Les dévaluations et dépréciations sont particulièrement mal vécues par les personnes ayant emprunté en devises étrangères. Cela reste minoritaire, mais ces ménages peuvent voir leurs échéances très fortement augmenter à cause d’une dépréciation non prévue.
Un Etat peut-il décider de dévaluer / déprécier alors que rien ne l’y oblige ?
Un Etat peut décider de son propre chef de “laisser filer” sa monnaie et ce fut notamment le cas des Etats-Unis à plusieurs reprises. L’Etat se permet alors toute latitude pour financer ses dépenses en laissant courir ses déficits budgétaires et commerciaux.
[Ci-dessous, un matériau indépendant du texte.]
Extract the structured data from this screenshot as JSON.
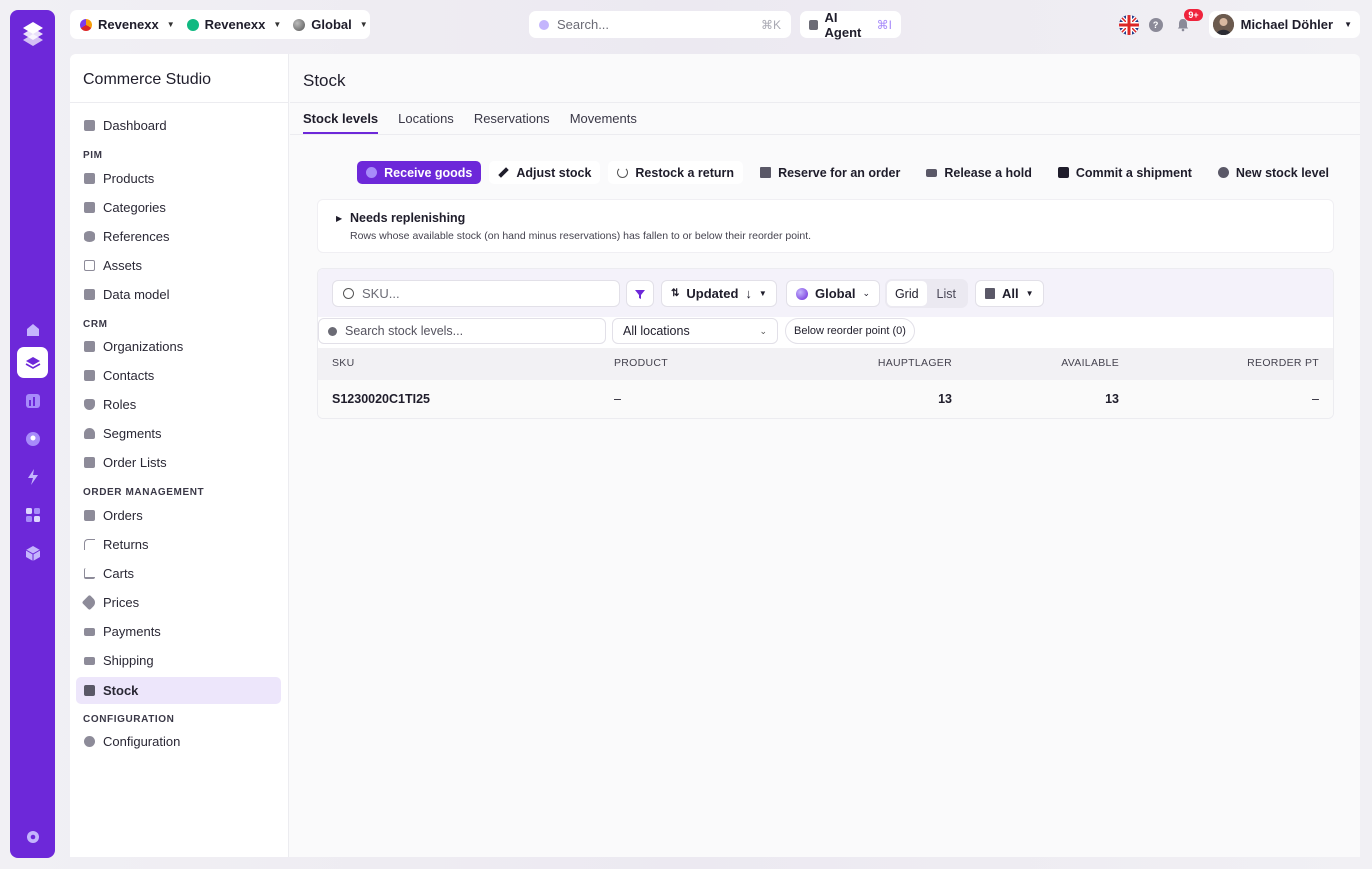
{
  "topbar": {
    "org_1": "Revenexx",
    "org_2": "Revenexx",
    "scope": "Global",
    "search_placeholder": "Search...",
    "search_shortcut": "⌘K",
    "ai_label": "AI Agent",
    "ai_shortcut": "⌘I",
    "notification_count": "9+",
    "user_name": "Michael Döhler"
  },
  "sidebar": {
    "title": "Commerce Studio",
    "top_items": [
      {
        "label": "Dashboard",
        "icon": "dashboard-icon"
      }
    ],
    "sections": [
      {
        "title": "PIM",
        "items": [
          {
            "label": "Products",
            "icon": "cube-icon"
          },
          {
            "label": "Categories",
            "icon": "cube-icon"
          },
          {
            "label": "References",
            "icon": "database-icon"
          },
          {
            "label": "Assets",
            "icon": "image-icon"
          },
          {
            "label": "Data model",
            "icon": "grid-icon"
          }
        ]
      },
      {
        "title": "CRM",
        "items": [
          {
            "label": "Organizations",
            "icon": "cube-icon"
          },
          {
            "label": "Contacts",
            "icon": "cube-icon"
          },
          {
            "label": "Roles",
            "icon": "shield-icon"
          },
          {
            "label": "Segments",
            "icon": "users-icon"
          },
          {
            "label": "Order Lists",
            "icon": "bookmark-icon"
          }
        ]
      },
      {
        "title": "ORDER MANAGEMENT",
        "items": [
          {
            "label": "Orders",
            "icon": "cube-icon"
          },
          {
            "label": "Returns",
            "icon": "return-icon"
          },
          {
            "label": "Carts",
            "icon": "cart-icon"
          },
          {
            "label": "Prices",
            "icon": "tag-icon"
          },
          {
            "label": "Payments",
            "icon": "card-icon"
          },
          {
            "label": "Shipping",
            "icon": "truck-icon"
          },
          {
            "label": "Stock",
            "icon": "cube-icon"
          }
        ]
      },
      {
        "title": "CONFIGURATION",
        "items": [
          {
            "label": "Configuration",
            "icon": "gear-icon"
          }
        ]
      }
    ],
    "active": "Stock"
  },
  "page": {
    "title": "Stock",
    "tabs": [
      "Stock levels",
      "Locations",
      "Reservations",
      "Movements"
    ],
    "active_tab": "Stock levels"
  },
  "actions": [
    {
      "label": "Receive goods",
      "icon": "plus-circle-icon"
    },
    {
      "label": "Adjust stock",
      "icon": "pencil-icon"
    },
    {
      "label": "Restock a return",
      "icon": "refresh-icon"
    },
    {
      "label": "Reserve for an order",
      "icon": "bookmark-icon"
    },
    {
      "label": "Release a hold",
      "icon": "x-box-icon"
    },
    {
      "label": "Commit a shipment",
      "icon": "box-icon"
    },
    {
      "label": "New stock level",
      "icon": "plus-circle-icon"
    }
  ],
  "replenish": {
    "title": "Needs replenishing",
    "description": "Rows whose available stock (on hand minus reservations) has fallen to or below their reorder point."
  },
  "toolbar": {
    "sku_placeholder": "SKU...",
    "sort_label": "Updated",
    "scope_label": "Global",
    "view_grid": "Grid",
    "view_list": "List",
    "view_active": "Grid",
    "type_label": "All",
    "search_levels_placeholder": "Search stock levels...",
    "locations_select": "All locations",
    "reorder_chip": "Below reorder point (0)"
  },
  "table": {
    "columns": [
      "SKU",
      "PRODUCT",
      "HAUPTLAGER",
      "AVAILABLE",
      "REORDER PT"
    ],
    "rows": [
      [
        "S1230020C1TI25",
        "–",
        "13",
        "13",
        "–"
      ]
    ]
  },
  "colors": {
    "brand": "#6d28d9",
    "active_bg": "#ede6fb",
    "badge": "#ef233c"
  }
}
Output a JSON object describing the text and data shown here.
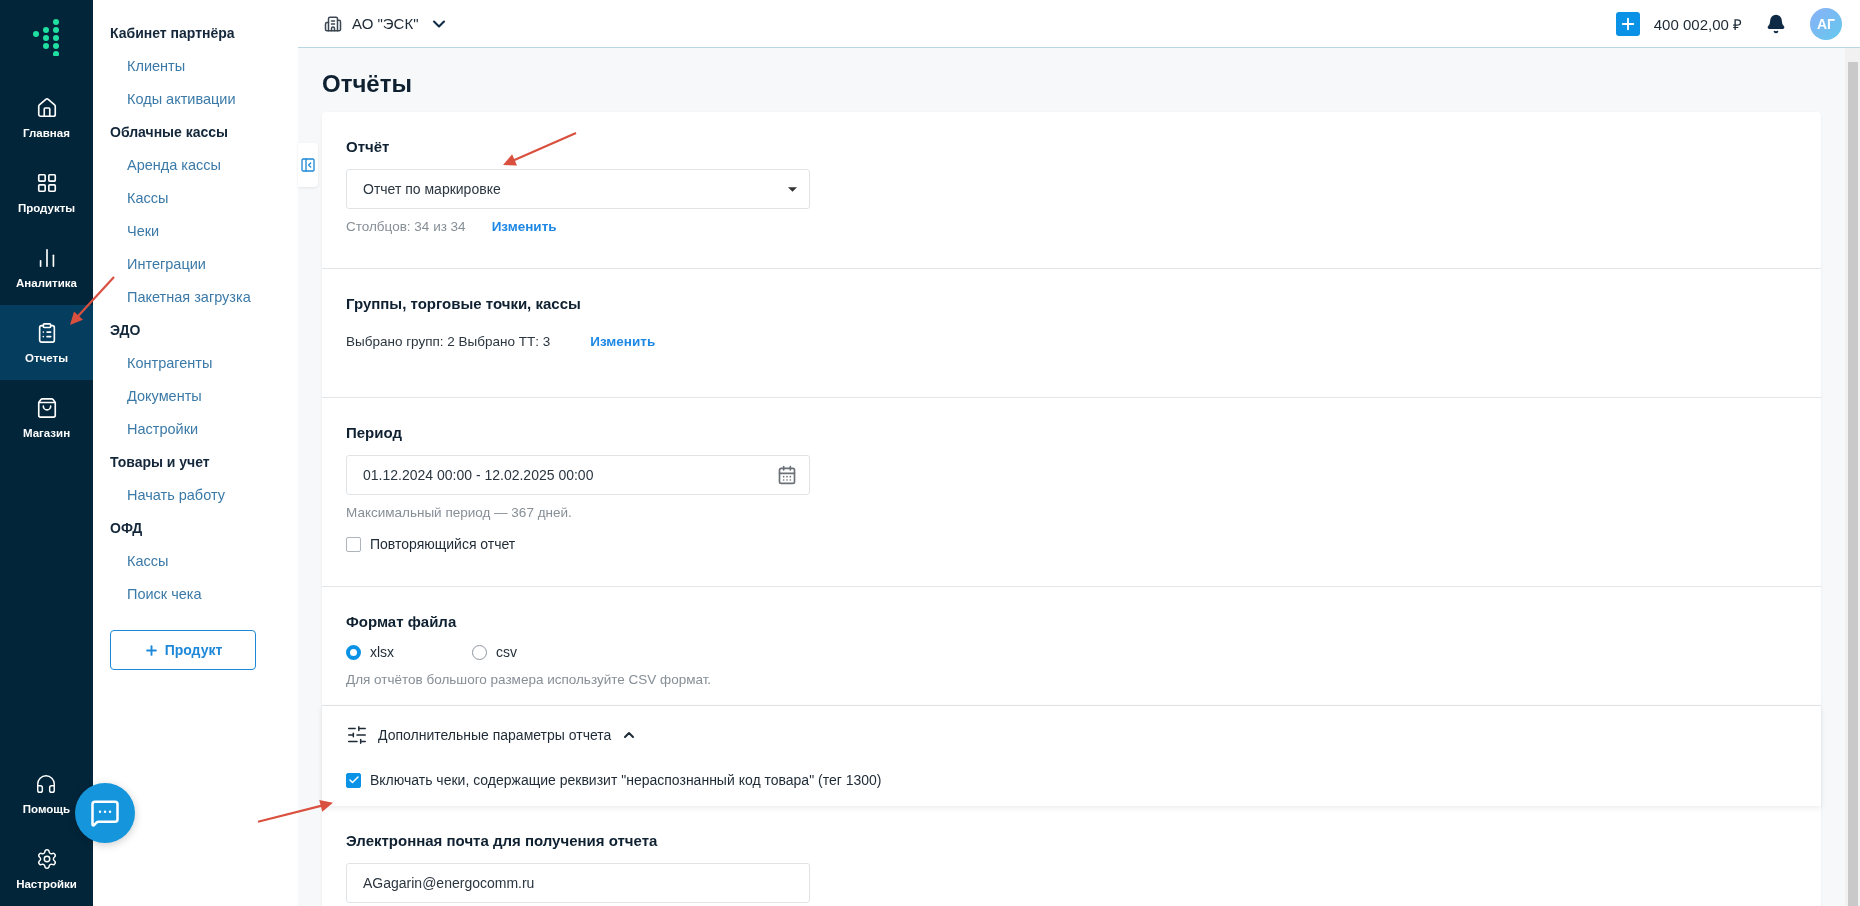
{
  "nav_rail": {
    "items": [
      {
        "label": "Главная",
        "selected": false
      },
      {
        "label": "Продукты",
        "selected": false
      },
      {
        "label": "Аналитика",
        "selected": false
      },
      {
        "label": "Отчеты",
        "selected": true
      },
      {
        "label": "Магазин",
        "selected": false
      }
    ],
    "bottom_items": [
      {
        "label": "Помощь"
      },
      {
        "label": "Настройки"
      }
    ]
  },
  "sidebar": {
    "sections": [
      {
        "heading": "Кабинет партнёра",
        "items": [
          "Клиенты",
          "Коды активации"
        ]
      },
      {
        "heading": "Облачные кассы",
        "items": [
          "Аренда кассы",
          "Кассы",
          "Чеки",
          "Интеграции",
          "Пакетная загрузка"
        ]
      },
      {
        "heading": "ЭДО",
        "items": [
          "Контрагенты",
          "Документы",
          "Настройки"
        ]
      },
      {
        "heading": "Товары и учет",
        "items": [
          "Начать работу"
        ]
      },
      {
        "heading": "ОФД",
        "items": [
          "Кассы",
          "Поиск чека"
        ]
      }
    ],
    "add_button": "Продукт"
  },
  "topbar": {
    "organization": "АО \"ЭСК\"",
    "balance": "400 002,00 ₽",
    "avatar": "АГ"
  },
  "page_title": "Отчёты",
  "report": {
    "heading": "Отчёт",
    "select_value": "Отчет по маркировке",
    "columns_info": "Столбцов: 34 из 34",
    "change_link": "Изменить"
  },
  "groups": {
    "heading": "Группы, торговые точки, кассы",
    "summary": "Выбрано групп: 2 Выбрано ТТ: 3",
    "change_link": "Изменить"
  },
  "period": {
    "heading": "Период",
    "value": "01.12.2024 00:00 - 12.02.2025 00:00",
    "hint": "Максимальный период — 367 дней.",
    "repeat": {
      "label": "Повторяющийся отчет",
      "checked": false
    }
  },
  "file_format": {
    "heading": "Формат файла",
    "options": [
      {
        "label": "xlsx",
        "selected": true
      },
      {
        "label": "csv",
        "selected": false
      }
    ],
    "hint": "Для отчётов большого размера используйте CSV формат."
  },
  "advanced": {
    "label": "Дополнительные параметры отчета",
    "expanded": true,
    "options": [
      {
        "label": "Включать чеки, содержащие реквизит \"нераспознанный код товара\" (тег 1300)",
        "checked": true
      }
    ]
  },
  "email": {
    "heading": "Электронная почта для получения отчета",
    "value": "AGagarin@energocomm.ru"
  }
}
La monnaie se déprécie. A long terme, cette politique est une impasse économique, sauf dans le cas du dollar. Si toutefois, le dollar perd sa symbolique de monnaie de la première économie mondiale, les Etats-Unis seront contraints à revoir certaines décisions politiques dans l’avenir.
Dans le cadre d’un système de change fixe, la dévaluation d’une monnaie est toutefois très mal vécue par les populations, et la non-dévaluation peut devenir alors une arme politique. Le gouvernement qui ne sera pas réélu sera celui qui aura dévalué avant les élections.
La dévaluation est donc l’équivalent d’une ingestion de sucres rapides pour un sportif. L’effet est quasi immédiat, mais sans entraînement, le sportif n’ira pas bien loin. Une dévaluation se doit donc d’être couplée à des changements structurels majeurs.